Wesprzyj nas – zostań Patronem/Patronką Wrzeszcza!
Po przesunięciu po wojnie wschodniej pierzei alei Grunwaldzkiej, w 1951 roku zaczęto budować Grunwaldzką Dzielnicę Mieszkaniową. Plan zakładał, że znajdą się w niej mieszkania dla 80 tys. ludzi, trzy szkoły, żłobek i przedszkola, wraz z niezbędną infrastrukturą. Tak powstał znany później Spożywczy Dom Towarowy, czy Powszechny Dom Towarowy (obecnie Centrum Biurowe „Neptun”). Budynki mieszkalne w większości wzniesiono w stylu socrealizmu i modernizmu. Najbardziej zwarta i charakterystyczna zabudowa to ciąg pieszy przy ulicy Czarnieckiego oraz znajdujący się obok kwartał pomiędzy ulicami Waryńskiego i Miszewskiego. Ważnym punktem była kawiarnia Morska – dziś galeria i kawiarnia Kolonia Artystów, w której w latach 80. mieściła się restauracja grecka, a w 90. w chińska.

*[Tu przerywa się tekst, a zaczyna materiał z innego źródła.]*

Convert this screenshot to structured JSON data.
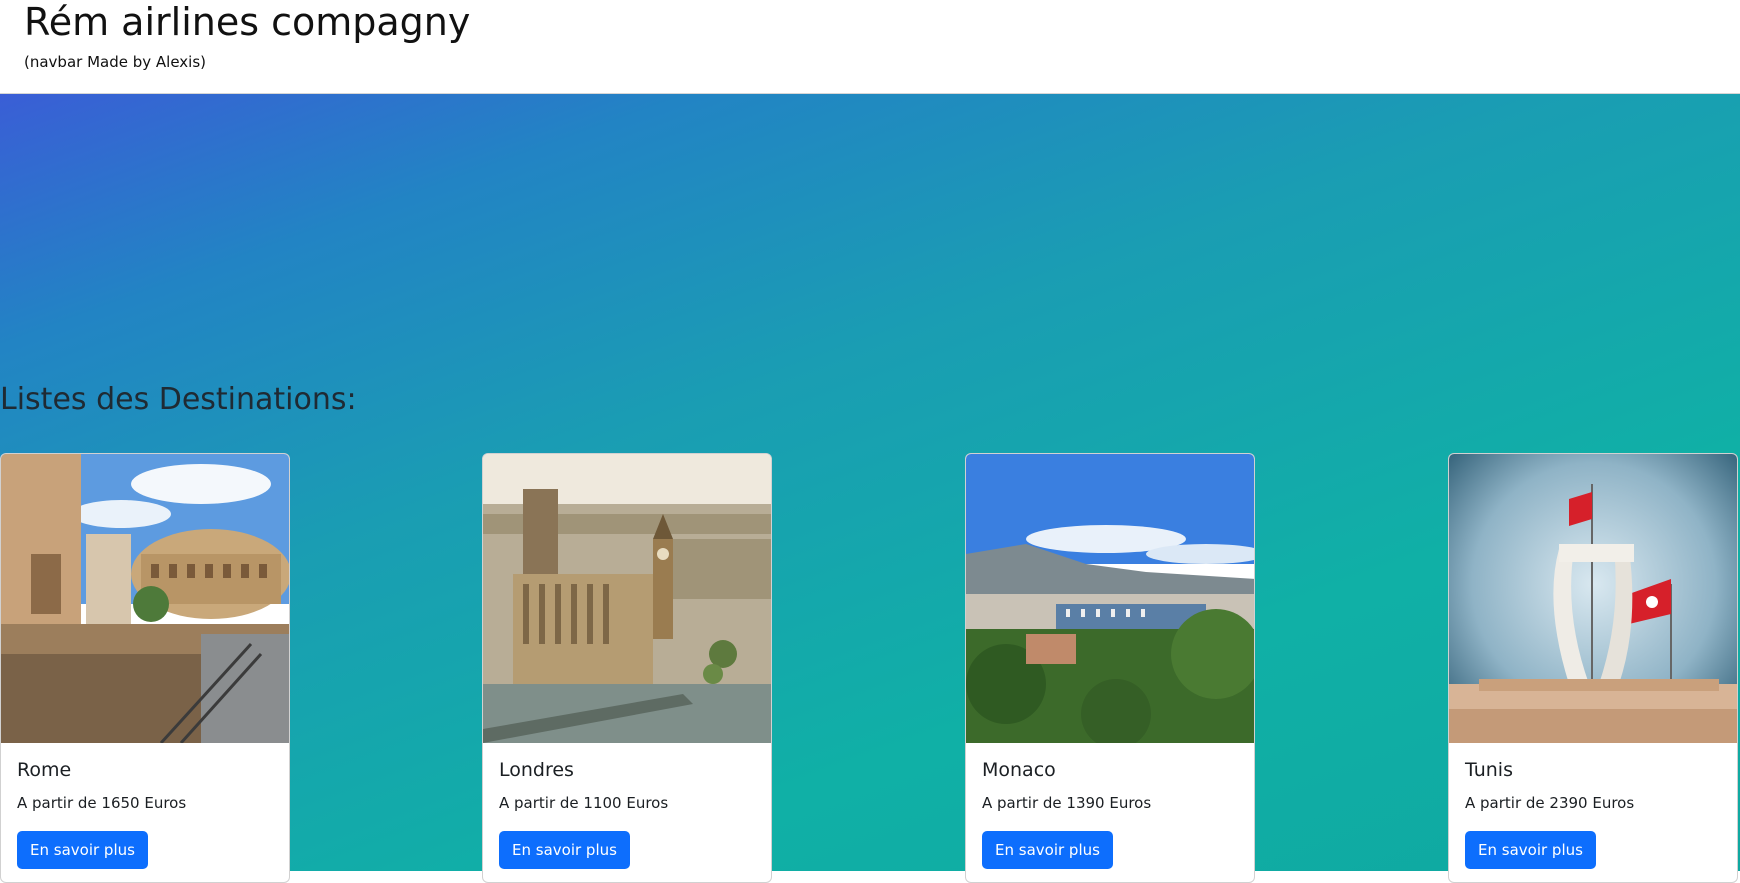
{
  "navbar": {
    "brand": "Rém airlines compagny",
    "subtitle": "(navbar Made by Alexis)"
  },
  "section": {
    "title": "Listes des Destinations:"
  },
  "destinations": [
    {
      "name": "Rome",
      "price_text": "A partir de 1650 Euros",
      "button_label": "En savoir plus",
      "image": "colosseum-photo"
    },
    {
      "name": "Londres",
      "price_text": "A partir de 1100 Euros",
      "button_label": "En savoir plus",
      "image": "westminster-photo"
    },
    {
      "name": "Monaco",
      "price_text": "A partir de 1390 Euros",
      "button_label": "En savoir plus",
      "image": "monaco-harbor-photo"
    },
    {
      "name": "Tunis",
      "price_text": "A partir de 2390 Euros",
      "button_label": "En savoir plus",
      "image": "tunis-monument-photo"
    }
  ],
  "colors": {
    "button": "#0d6efd",
    "hero_gradient_start": "#3a5ed6",
    "hero_gradient_end": "#10b0a6"
  }
}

Z powodu zmniejszania rozmachu planów i intensywności prac, Grunwaldzka Dzielnica Mieszkaniowa nigdy nie osiągnęła zakładanego charakteru. Nie powstały gmachy dzielnicowego domu kultury i siedziby partii komunistycznej, którym przewidywano reprezentacyjną funkcję. Kwartał ten nie jest tak monumentalny jak socrealistyczna Marszałkowska Dzielnica Mieszkaniowa w stolicy, czy krakowska Nowa Huta. GDM utraciła sporo waloru estetycznego z powodu nowych elewacji odmalowywanych w pstrokatych kolorach, zaniedbanych elementów (np. niszczejący taras Kolonii Artystów) czy dewastacji podwórek, zajeżdzonych samochodami i zastawionych rozsypującymi się śmietnikami.
GDM to jednak perełka architektoniczna (39 budynków jest wpisanych do gminnej ewidencji zabytków). Fotograf Paweł Jóźwiak uchwycił w kadrze stare i nowe elementy tej przestrzeni, architektoniczne detale i czasem wstydliwe zaplecze. Chcemy w ten sposób przypomnieć o pięknie tego miejsca i jego znaczeniu dla tożsamości Wrzeszcza, a przez to Gdańska.